Brevet, dépenses de personnel, frais de fonctionnement… : des nouveautés marquantes
Concernant le modèle de trame de dossier technique publié en 2018
Le MESRI confirme la non rétroactivité de la trame pour les CIR antérieurs au CIR 2018. Ainsi, le suivi de cette trame ne peut être exigé pour les CIR antérieurs à 2018.
Concernant le brevet comme indice d’éligibilité au CIR
Le nouveau guide indique que le rejet d’un brevet pour défaut d’inventivité n’est pas rédhibitoire pour la valorisation du projet associé à ce brevet au CIR, dès lors que toutes les conditions d’éligibilité sont remplies par ailleurs.
Concernant les dépenses de personnel
Pour la constitution du dossier justificatif, il est demandé au contribuable :
- non seulement de bien justifier la qualification et l’éligibilité du personnel,
- mais également de décrire le rôle précis de chacun et ce pour chaque opération de recherche.
Le MESRI requiert en outre une justification encore plus poussée pour salariés valorisés à 100 % de leur temps ou pour un faible pourcentage.
A propos de la mise à disposition de personnel, le ministère précise que les opérations de prêt de main-d’œuvre à but non lucratif peuvent intervenir uniquement entre sociétés d’un même groupe, dès lors que la facturation s’effectue à prix coûtant.
Par ailleurs, il est recommandé à une entreprise qui fait intervenir du personnel extérieur à son équipe de le faire au travers :
- d’un contrat spécifique et encadré par la loi, de « mise à disposition de personnel ». Ces dépenses sont directement intégrables dans la partie « dépenses de personnel »
- ou dans le cadre d’un contrat sous-traitance (article 244 quater B II d, d bis et d ter du CGI).
Concernant les frais de fonctionnement
La nouvelle version du guide du CIR reprend les dispositions du projet de loi de finances pour 2020. Il est indiqué qu’à compter du CIR 2020, le taux applicable aux dépenses de personnel passera de 50% à 43% . Pour être précis le guide indique que cette disposition s’applique à compter du CIR 2019, mais nous avons eu confirmation qu’il s’agit d’une erreur de plume.
Concernant la procédure
Le guide précise les modalités de déclaration pour 2020.
À compter du 1er janvier 2020, la procédure déclarative sera entièrement dématérialisée.

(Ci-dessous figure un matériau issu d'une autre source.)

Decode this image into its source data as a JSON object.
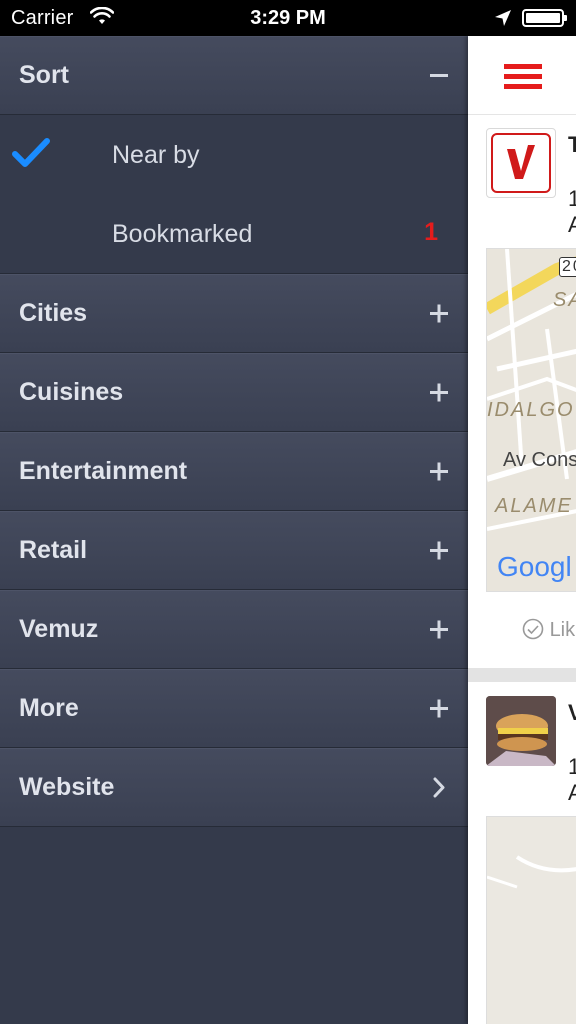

Avec la télédéclaration, il ne sera plus nécessaire d’adresser une copie des feuillets fiscaux au MESRI. Les données sont automatiquement transmises.
Pour l’année 2020 et pour les entreprises clôturant leur exercice au 31/12, les dates limites de déclaration sont les suivantes :
- au 5 mai pour les entreprises soumises à l’Impôt sur le Revenu
- au 15 mai pour les entreprises soumises à l’Impôt sur les Sociétés.
Concernant la procédure de demande de remboursement du CIR
Le MESRI précise que le remboursement ne vaut pas validation du CIR. Il n’empêche aucunement la tenue d’un contrôle fiscal ultérieur.
Le guide apporte également des précisions supplémentaires par rapport à l’édition 2018 sur le dépôt d’une demande de rescrit CIR/JEI. Il est également plus exhaustif sur les procédures d’obtention d’agrément.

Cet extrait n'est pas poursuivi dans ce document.